The current draft improves on the discussion draft by giving the oversight board a mandate to lean on Puerto Rico’s legislature to pass pro-growth reforms. The power to do so remains in the legislature’s hands, and optimism about their willingness to divest the government cronies who have profited so well from the island’s corporatism is probably unwarranted.

Legal continuity

Creditor groups are the canaries in the coal mine. If all are equally happy or equally unhappy, that’s a sign that proposed legislation treats them equally. If some creditor groups seem happy with legislation and others unhappy, that’s a sign that the legislation will shift their relative priorities.

The current draft maintains two provisions that break the continuity of creditors’ legal claims. One provision, Title III of the legislation, extends bankruptcy proceedings that are substantively identical to Chapter 9 bankruptcy to Puerto Rico. The only ameliorating factor is the good conscience of the oversight board.

Worse still, the draft would enact an immediate stay on litigation, allowing Puerto Rico to default on payments in early May without consequence and before the oversight board has become active.

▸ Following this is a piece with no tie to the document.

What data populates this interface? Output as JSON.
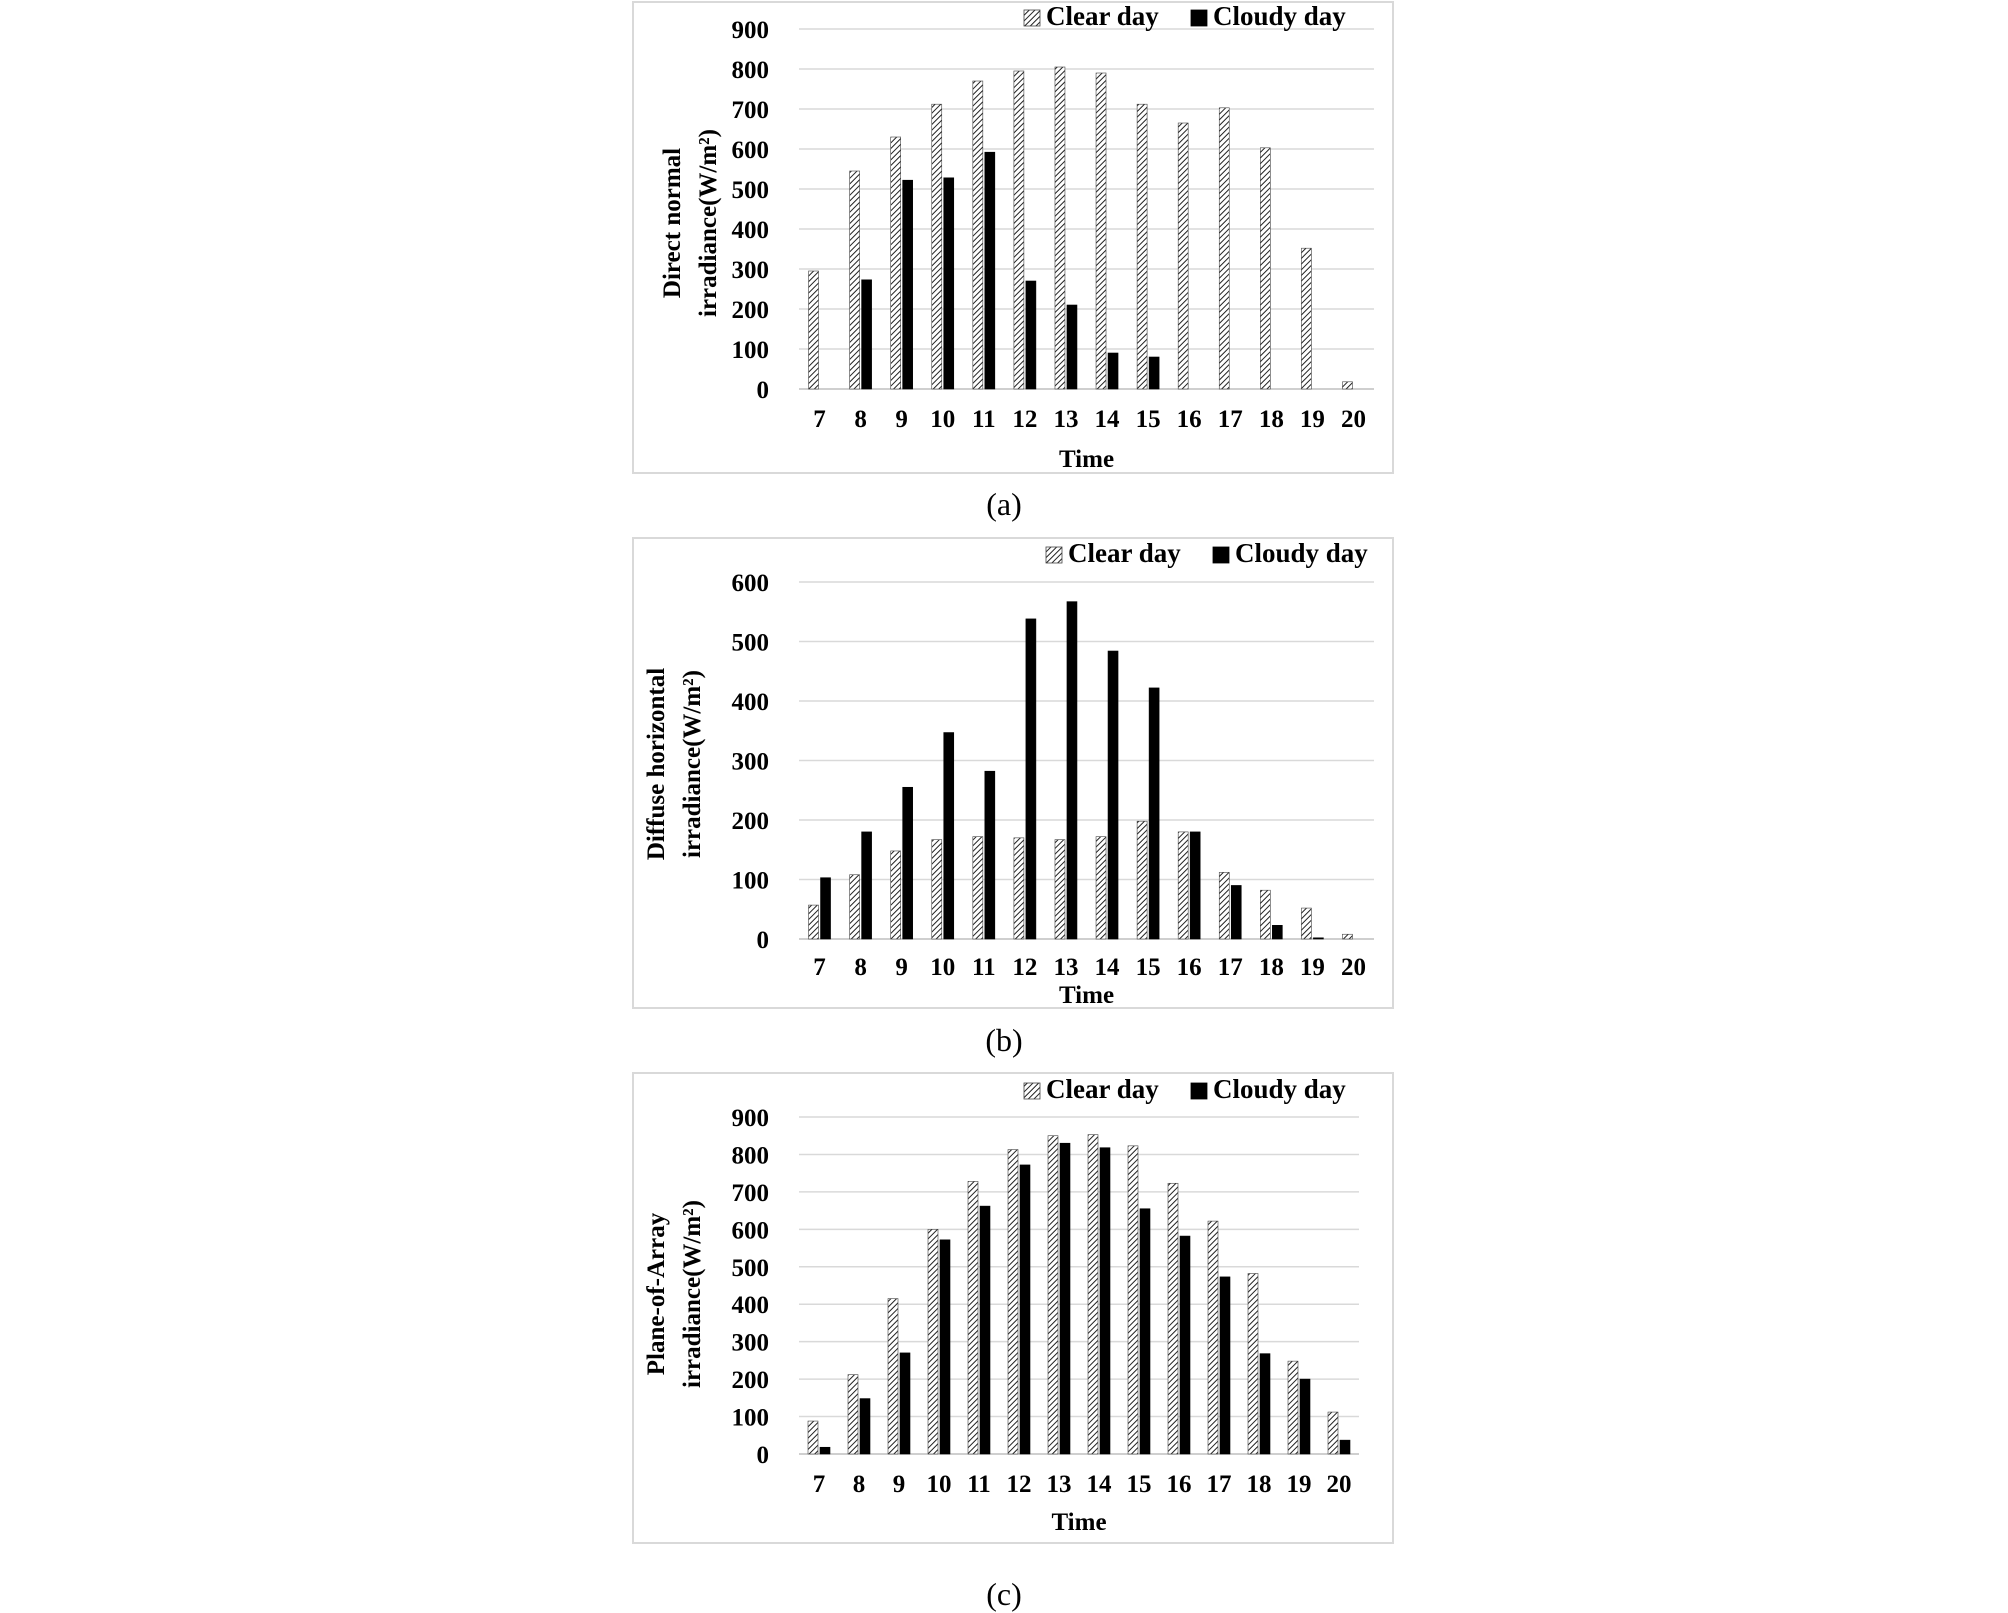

Litigation will not, contra some claims, create chaos in Puerto Rico’s economy. It is not the plodding process of lawsuits through the courts, but rather their resolution therefrom that results in ripples (good or bad) through the outside world.

The draft’s addition of a process for adding collective action clauses to existing bond indentures would expedite negotiations in the absence of Super Chapter 9 bankruptcy option and a legal stay. But the draft’s Super Chapter 9 gives Puerto Rico and the oversight board a whip hand, tilting such negotiations in their favor, and the stay on litigation reduces the incentive for Puerto Rico and the Oversight Board to come to the table.

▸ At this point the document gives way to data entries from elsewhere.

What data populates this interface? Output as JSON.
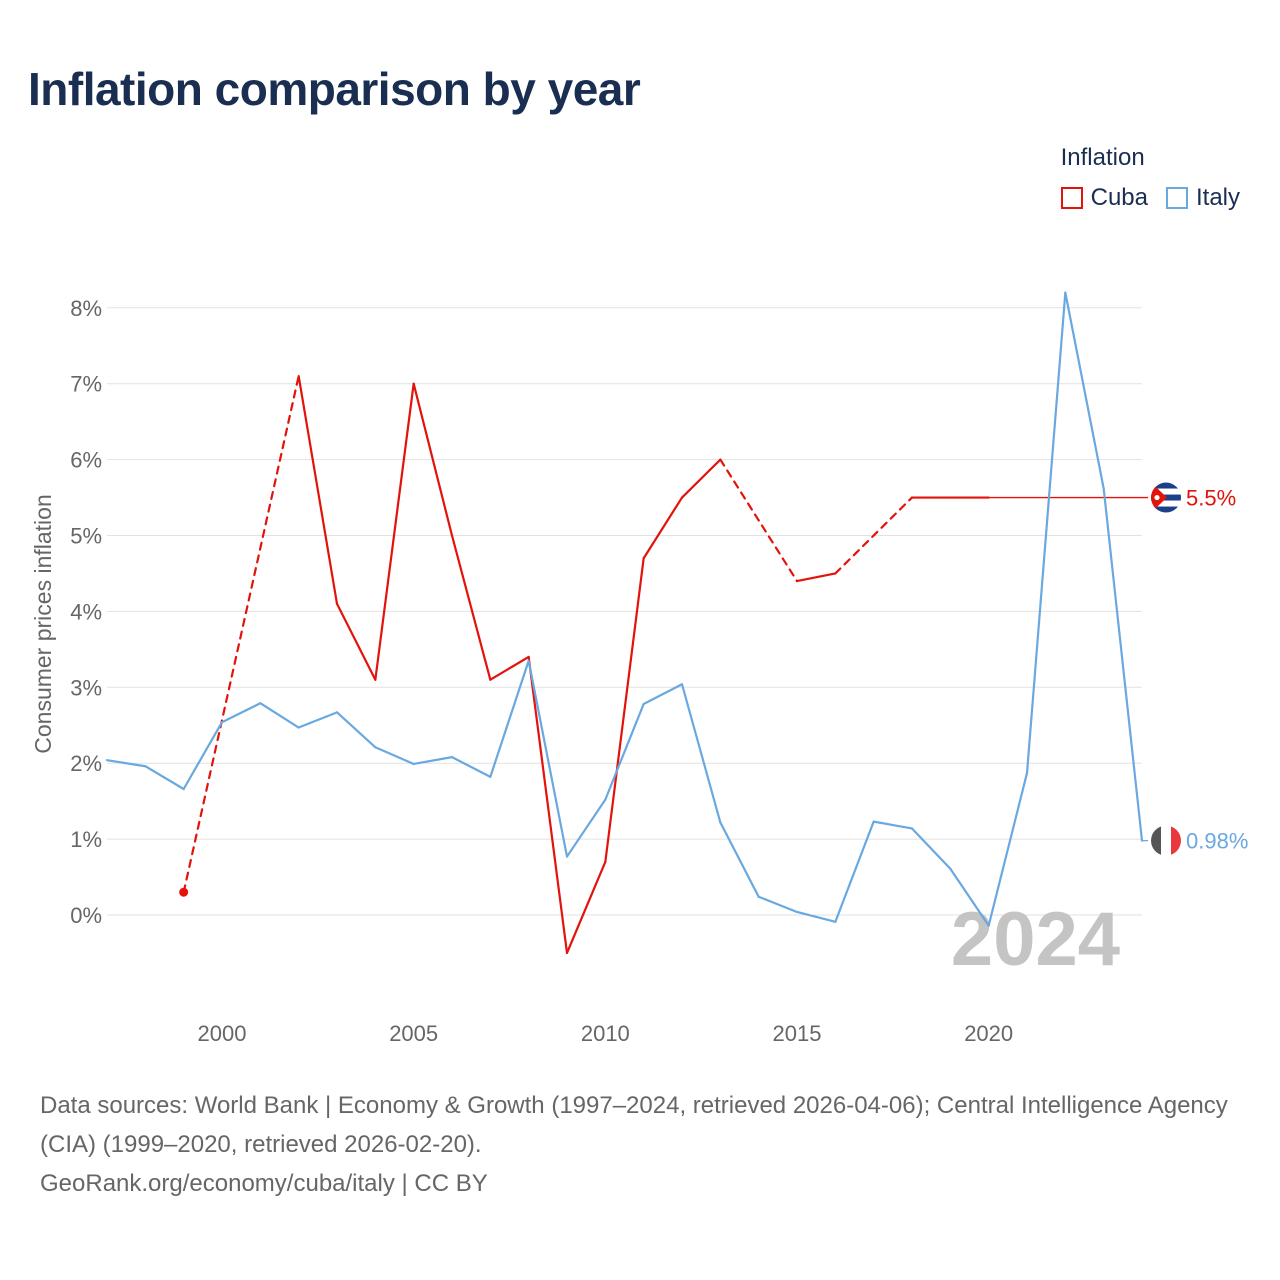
{
  "title": "Inflation comparison by year",
  "legend": {
    "title": "Inflation",
    "items": [
      {
        "name": "Cuba",
        "color": "#e3120b"
      },
      {
        "name": "Italy",
        "color": "#6aa8e0"
      }
    ]
  },
  "chart_data": {
    "type": "line",
    "title": "Inflation comparison by year",
    "xlabel": "",
    "ylabel": "Consumer prices inflation",
    "xlim": [
      1997,
      2024
    ],
    "ylim": [
      -1,
      8.2
    ],
    "x_ticks": [
      2000,
      2005,
      2010,
      2015,
      2020
    ],
    "y_ticks": [
      0,
      1,
      2,
      3,
      4,
      5,
      6,
      7,
      8
    ],
    "y_tick_labels": [
      "0%",
      "1%",
      "2%",
      "3%",
      "4%",
      "5%",
      "6%",
      "7%",
      "8%"
    ],
    "year_watermark": "2024",
    "series": [
      {
        "name": "Cuba",
        "color": "#e3120b",
        "points": [
          {
            "x": 1999,
            "y": 0.3
          },
          {
            "x": 2002,
            "y": 7.1
          },
          {
            "x": 2003,
            "y": 4.1
          },
          {
            "x": 2004,
            "y": 3.1
          },
          {
            "x": 2005,
            "y": 7.0
          },
          {
            "x": 2006,
            "y": 5.0
          },
          {
            "x": 2007,
            "y": 3.1
          },
          {
            "x": 2008,
            "y": 3.4
          },
          {
            "x": 2009,
            "y": -0.5
          },
          {
            "x": 2010,
            "y": 0.7
          },
          {
            "x": 2011,
            "y": 4.7
          },
          {
            "x": 2012,
            "y": 5.5
          },
          {
            "x": 2013,
            "y": 6.0
          },
          {
            "x": 2015,
            "y": 4.4
          },
          {
            "x": 2016,
            "y": 4.5
          },
          {
            "x": 2018,
            "y": 5.5
          },
          {
            "x": 2019,
            "y": 5.5
          },
          {
            "x": 2020,
            "y": 5.5
          }
        ],
        "last_value": 5.5,
        "end_label": "5.5%"
      },
      {
        "name": "Italy",
        "color": "#6aa8e0",
        "points": [
          {
            "x": 1997,
            "y": 2.04
          },
          {
            "x": 1998,
            "y": 1.96
          },
          {
            "x": 1999,
            "y": 1.66
          },
          {
            "x": 2000,
            "y": 2.54
          },
          {
            "x": 2001,
            "y": 2.79
          },
          {
            "x": 2002,
            "y": 2.47
          },
          {
            "x": 2003,
            "y": 2.67
          },
          {
            "x": 2004,
            "y": 2.21
          },
          {
            "x": 2005,
            "y": 1.99
          },
          {
            "x": 2006,
            "y": 2.08
          },
          {
            "x": 2007,
            "y": 1.82
          },
          {
            "x": 2008,
            "y": 3.35
          },
          {
            "x": 2009,
            "y": 0.77
          },
          {
            "x": 2010,
            "y": 1.52
          },
          {
            "x": 2011,
            "y": 2.78
          },
          {
            "x": 2012,
            "y": 3.04
          },
          {
            "x": 2013,
            "y": 1.22
          },
          {
            "x": 2014,
            "y": 0.24
          },
          {
            "x": 2015,
            "y": 0.04
          },
          {
            "x": 2016,
            "y": -0.09
          },
          {
            "x": 2017,
            "y": 1.23
          },
          {
            "x": 2018,
            "y": 1.14
          },
          {
            "x": 2019,
            "y": 0.61
          },
          {
            "x": 2020,
            "y": -0.14
          },
          {
            "x": 2021,
            "y": 1.87
          },
          {
            "x": 2022,
            "y": 8.2
          },
          {
            "x": 2023,
            "y": 5.62
          },
          {
            "x": 2024,
            "y": 0.98
          }
        ],
        "last_value": 0.98,
        "end_label": "0.98%"
      }
    ]
  },
  "footer": {
    "sources": "Data sources: World Bank | Economy & Growth (1997–2024, retrieved 2026-04-06); Central Intelligence Agency (CIA) (1999–2020, retrieved 2026-02-20).",
    "credit": "GeoRank.org/economy/cuba/italy | CC BY"
  }
}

Imposing collective action clauses with less than unanimous consent is not ideal, but they represent a much smaller potential deviation from legal continuity than either Super Chapter 9 as proposed here or the stay of litigation.

However, even pre-existing collective action clauses are little comfort to a creditor facing an oversight board with a “fiscal plan” of its own and the power to enforce it with the normal legal process sidelined.

What Congress Should Do

The proposed legislation substitutes the wisdom of a seven-member oversight board for the normal process and functioning of the law. Although the members of the board will no doubt be wise and well-intentioned, their wisdom is not the legal safeguard that creditors purchased. Nor will their wisdom, powerless to reform the progressive cronyism at the heart of Puerto Rico’s economic woes, suffice to move the island from decline to prosperity.

As conservatives in Congress consider this bill, they should keep in mind the principles outlined above. Some ways of moving this bill toward a constructive, conservative solution include:

  • Restore regular pension reporting mandates and extend to all states, municipalities, and territories.
  • Grant Puerto Rico the same exemption from the federal minimum wage as enjoyed by American Samoa.
  • Drop Title III and the stay altogether. Failing that, delay the onset of the stay until the Oversight Board has reached a four-member quorum.
  • Exempt Puerto Rico from the maritime Jones Act, as the U.S. Virgin Islands are exempted.
  • Require unanimity or near unanimity among voters in Collective Action Clause votes.